16 thoughts on “Language quiz

  1. Just from the particular sounds and the way they’re combined, I’m guessing Albanian. The deliberately trilled /r:/ sounds make me think of its orthographic ‘rr’, the ‘sh’ in various places, what sound (at least with the musical phrasing) like fairly short words, the timbre of the vowels and the /aj/ diphthong, and the occasional consonant clusters I hear all combine to reinforce that impression.

  2. Maybe Etruscan but we don’t have the pronunciation to guide us, only the written word or it’s transliteration.

  3. Wow. The file sounds so different on my computer compared to how it sounded on my iPad this morning! And somehow, I didn’t even see the clue about the ancient inscription.

    I agree, most probably Aquitanian. The singer has an unmistakeable Basque accent, and the ‘da’ at the end of the sixth and seventh musical phrases (repeated syntactic phrase) really is reminiscent of the Basque ‘da’ (is). And all we know of before Basque in the Basque family is Aquitanian, spoken in the area where Basque seems to have originated.

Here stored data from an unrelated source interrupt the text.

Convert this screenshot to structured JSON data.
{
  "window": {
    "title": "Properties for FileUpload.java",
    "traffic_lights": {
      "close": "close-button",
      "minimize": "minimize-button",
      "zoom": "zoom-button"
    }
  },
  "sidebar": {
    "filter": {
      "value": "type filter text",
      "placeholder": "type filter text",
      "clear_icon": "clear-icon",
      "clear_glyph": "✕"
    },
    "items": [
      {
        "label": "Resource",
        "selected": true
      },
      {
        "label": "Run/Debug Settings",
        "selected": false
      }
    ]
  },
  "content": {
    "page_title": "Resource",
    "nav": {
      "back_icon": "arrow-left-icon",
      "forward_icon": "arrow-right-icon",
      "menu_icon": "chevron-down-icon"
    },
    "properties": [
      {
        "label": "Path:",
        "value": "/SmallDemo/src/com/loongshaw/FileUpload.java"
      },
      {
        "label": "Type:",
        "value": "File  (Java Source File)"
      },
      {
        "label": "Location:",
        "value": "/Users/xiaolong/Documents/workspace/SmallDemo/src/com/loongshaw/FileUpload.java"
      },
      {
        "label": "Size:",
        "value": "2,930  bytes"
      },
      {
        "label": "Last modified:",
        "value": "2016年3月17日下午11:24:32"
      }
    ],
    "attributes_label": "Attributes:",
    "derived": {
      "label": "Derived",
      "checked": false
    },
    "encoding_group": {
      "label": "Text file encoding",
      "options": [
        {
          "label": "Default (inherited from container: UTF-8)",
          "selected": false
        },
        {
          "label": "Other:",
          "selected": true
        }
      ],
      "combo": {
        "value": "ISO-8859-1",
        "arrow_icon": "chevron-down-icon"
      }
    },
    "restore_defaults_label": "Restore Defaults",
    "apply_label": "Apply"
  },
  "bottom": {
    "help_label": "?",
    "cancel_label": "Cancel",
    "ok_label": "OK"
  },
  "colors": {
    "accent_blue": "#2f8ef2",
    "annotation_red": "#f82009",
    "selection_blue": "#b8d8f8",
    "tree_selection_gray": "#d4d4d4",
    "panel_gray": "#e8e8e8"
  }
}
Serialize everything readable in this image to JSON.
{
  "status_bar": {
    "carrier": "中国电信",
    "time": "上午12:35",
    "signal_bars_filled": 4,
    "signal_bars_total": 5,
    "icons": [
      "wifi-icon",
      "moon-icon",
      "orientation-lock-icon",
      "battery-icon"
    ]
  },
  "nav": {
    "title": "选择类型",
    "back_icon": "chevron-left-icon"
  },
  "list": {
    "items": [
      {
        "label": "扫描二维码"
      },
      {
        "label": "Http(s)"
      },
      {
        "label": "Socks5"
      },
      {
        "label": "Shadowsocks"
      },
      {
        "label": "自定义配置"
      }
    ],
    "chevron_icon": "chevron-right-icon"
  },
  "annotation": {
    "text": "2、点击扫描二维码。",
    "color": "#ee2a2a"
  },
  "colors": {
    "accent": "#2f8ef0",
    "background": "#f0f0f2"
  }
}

  4. But you originally said Albanian. Aren’t Thracian and/or Illyrian purported to be ancestors of Albanian? Indeed, inscriptions do remain for the former, but not so much the latter.

  5. Yea, I’m not sure there is enough in terms of inscriptions in Aquitanian to make a song out of – but it really does sound a lot like Basque.

  6. The answer is Iberian, a language isolate spoken along the Mediterranean coast of the Iberian Peninsula until about the 1st of 2nd century AD.

    The recording comes from an album called Montgòlia by the Ovidi Twins and the words are based on an inscription found in the Serreta de Alcoy in Alicante in 1922 and dating from the 4th or 5th century BC. I heard about this song on a blog called Language Continuity.

  7. Yes, Tigerfire, I did originally think it might be Albanian, but the sound quality on my iPad (without earphones) deceived me. I was astonished at how much more clearly I could hear the file on my desktop computer, and that changed my mind.

  8. By the way, I’m still trying to figure out what the latest “One language is never enough” language is. The phrase “एउटामात्र भाषा कहिल्यै पर्याप्त हुँदैन” (which transliterates as “euṭāmātra bhāṣā kahilyai payapti huṁdain”) doesn’t look like an Indo-European language, at least any that I’m familiar with. “भाषा – bhāṣā”, of course, comes from Sanskrit and is a common loan in all sorts of non-Indo-European languages in the Indosphere right through the Indonesian Archipelago.

  9. The man accent sounds a bit like like someone from South Spain, but that’s not Spanish. Iberian has been extinct for a very long time but it has so many resemblance to romance languages. I was surprised to find the vowels to be a e i o u.

  10. Thanks. Very strange looking, indeed. That first word especially just doesn’t look like what I would naively expect an Indo-Aryan language to look like. I guess I’ll have to go and learn a bit about Nepali!

  11. Chris – Northern zone languages like Nepali and Kumaoni, like the Eastern zone langauges (Bengali, Assamese, Oriya, Maithili, Bhojpuri, etc) have measure words that must be used for counting nouns when there is no unit. This is probably due to influence of Tibeto-Burman langauges. एउटा is “one-MW” and is combined with मात्र which means “only”. Compare the Bengali translation which begins মাত্র একটা ভাষা… “matro ekta bhasha”.